Cannabis will be legally planted under tight security in the north of the State to test the plant as an alternative source of fibre for paper and textile products.
The State Government said yesterday the immediate go-ahead for the planting of industrial-grade hemp at a site near Armidale by researchers with the University of New England.
If the trial is a success, farmers would be invited to apply for a small number of permits from February 1996.
Agriculture Minister Richard Amery emphasised the plant to be sown in the Armidale trial was "not of any use to anyone who wants to smoke it as a drug."
Industrial grade hemp has just .0003% of the high-inducing component, tetra-hydro-cannabinol, known as THC.
Its more common relative sold on the street has between 3 and 10% of the component.
"It's been estimated to me that a whole paddock of low THC cannabis could be smoked and all you would have would be the normal effect of smoking tabacco-type product," Mr Amery said.
Industrial-grade hemp is also easy to distinguish in a field, as it is planted in narrow rows that restrict foliage.
The benefits of the plant are its low cost of cultivation, natural resistance to insects and drought, and its ability to improve soil quality.
"It could provide a resource for pulp, paper and textiles," Mr Amery said.
The Agriculture Department has recieved 100 applications to plant hemp in the past year.

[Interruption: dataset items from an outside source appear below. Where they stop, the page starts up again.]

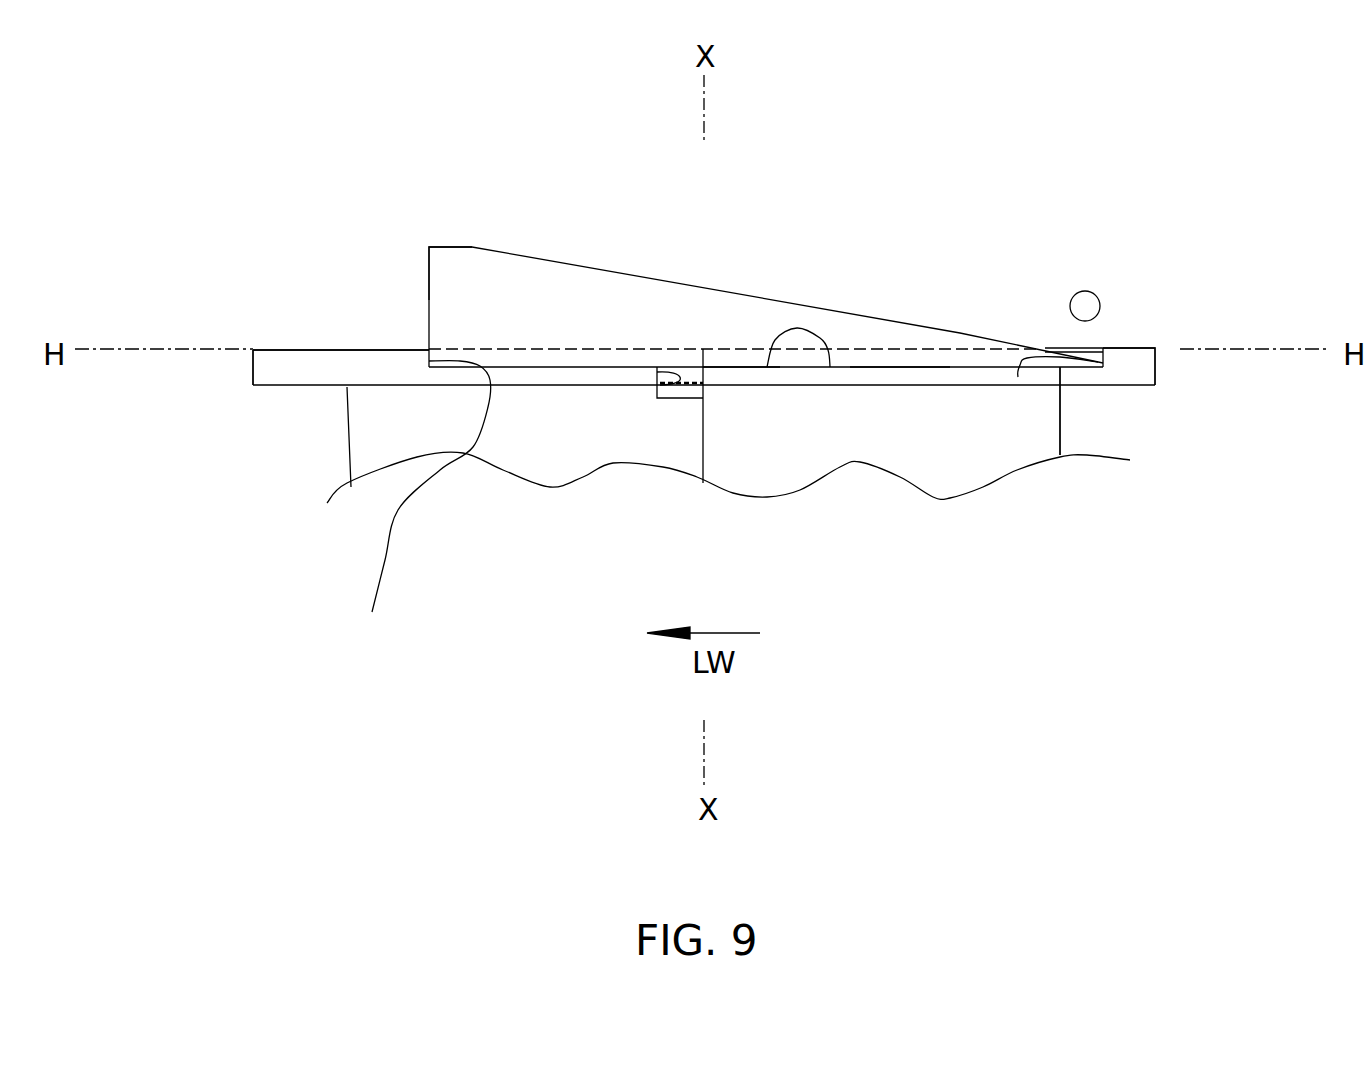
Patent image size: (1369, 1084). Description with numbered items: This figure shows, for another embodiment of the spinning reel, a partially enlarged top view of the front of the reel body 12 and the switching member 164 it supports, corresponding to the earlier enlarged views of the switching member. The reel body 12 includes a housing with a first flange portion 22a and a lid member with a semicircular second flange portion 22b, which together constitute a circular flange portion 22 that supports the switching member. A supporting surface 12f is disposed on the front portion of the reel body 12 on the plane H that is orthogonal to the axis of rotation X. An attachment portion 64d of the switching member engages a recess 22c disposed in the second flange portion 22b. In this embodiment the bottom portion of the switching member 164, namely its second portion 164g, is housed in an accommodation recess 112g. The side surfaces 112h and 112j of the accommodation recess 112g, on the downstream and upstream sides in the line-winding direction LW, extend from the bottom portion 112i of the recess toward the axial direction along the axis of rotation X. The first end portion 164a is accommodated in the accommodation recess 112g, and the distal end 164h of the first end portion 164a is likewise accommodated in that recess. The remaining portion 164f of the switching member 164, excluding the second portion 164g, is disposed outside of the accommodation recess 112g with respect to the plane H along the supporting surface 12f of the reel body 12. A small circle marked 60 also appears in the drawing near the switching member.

The reel body 12 is at (530, 498).
The supporting surface 12f is at (341, 350).
The flange portion 22 is at (383, 404).
The first flange portion 22a is at (1140, 370).
The second flange portion 22b is at (275, 368).
The recess 22c is at (682, 383).
The pivot shaft 60 is at (1087, 305).
The attachment portion 64d is at (687, 390).
The accommodation recess 112g is at (743, 348).
The side surface 112h is at (413, 507).
The bottom portion 112i is at (830, 367).
The side surface 112j is at (1018, 377).
The switching member 164 is at (713, 262).
The first end portion 164a is at (1057, 330).
The portion of the first end portion 164f is at (628, 313).
The second portion 164g is at (895, 357).
The distal end 164h is at (1097, 363).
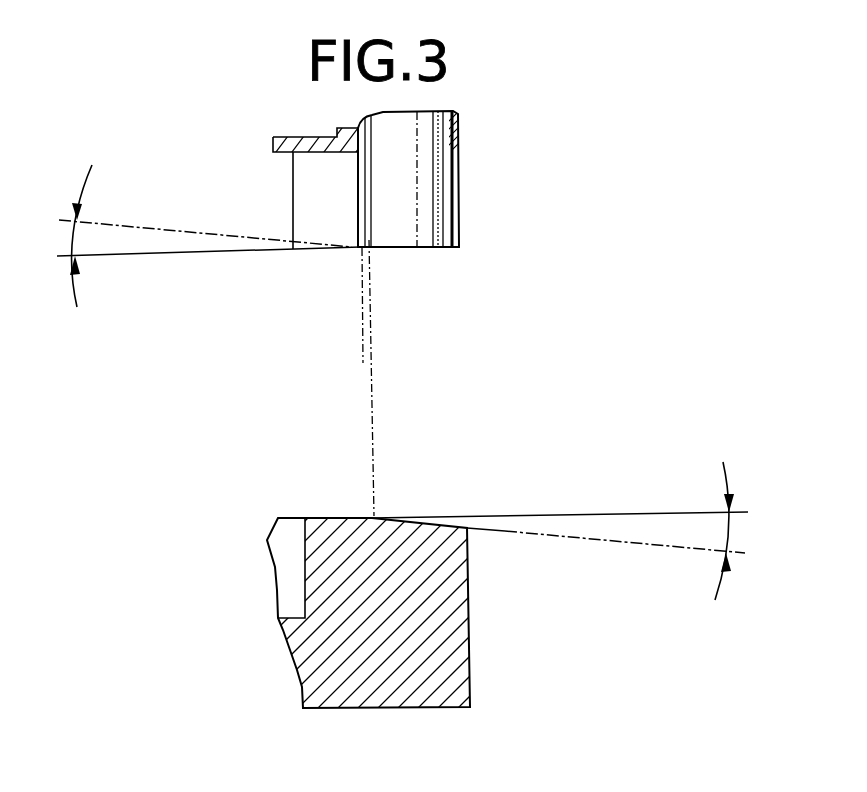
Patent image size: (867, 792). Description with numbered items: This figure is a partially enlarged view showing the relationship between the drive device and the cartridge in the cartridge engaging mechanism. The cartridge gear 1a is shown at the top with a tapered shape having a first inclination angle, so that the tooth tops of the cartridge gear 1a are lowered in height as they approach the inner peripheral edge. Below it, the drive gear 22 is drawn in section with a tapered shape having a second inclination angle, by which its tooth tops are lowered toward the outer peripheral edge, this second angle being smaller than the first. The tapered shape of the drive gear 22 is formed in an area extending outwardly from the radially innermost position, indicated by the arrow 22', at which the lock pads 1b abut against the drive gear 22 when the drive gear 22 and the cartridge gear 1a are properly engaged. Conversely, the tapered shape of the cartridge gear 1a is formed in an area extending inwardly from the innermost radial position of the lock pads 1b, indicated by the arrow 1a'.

The NSW Farmers Association passed a motion calling for a legal hemp industry earlier this year, and the National Party has similarly called for the move.
Mr Amery said the approval for the trial should have been granted years ago due to the broad support for its introduction.
He attacked National Party Leader Ian Armstrong for the delay, claiming his "phobias" while Agriculture Minister stopped the move.
The plant has been cultivated in Europe for decades, and is already being trialed in South Australia and Tasmania.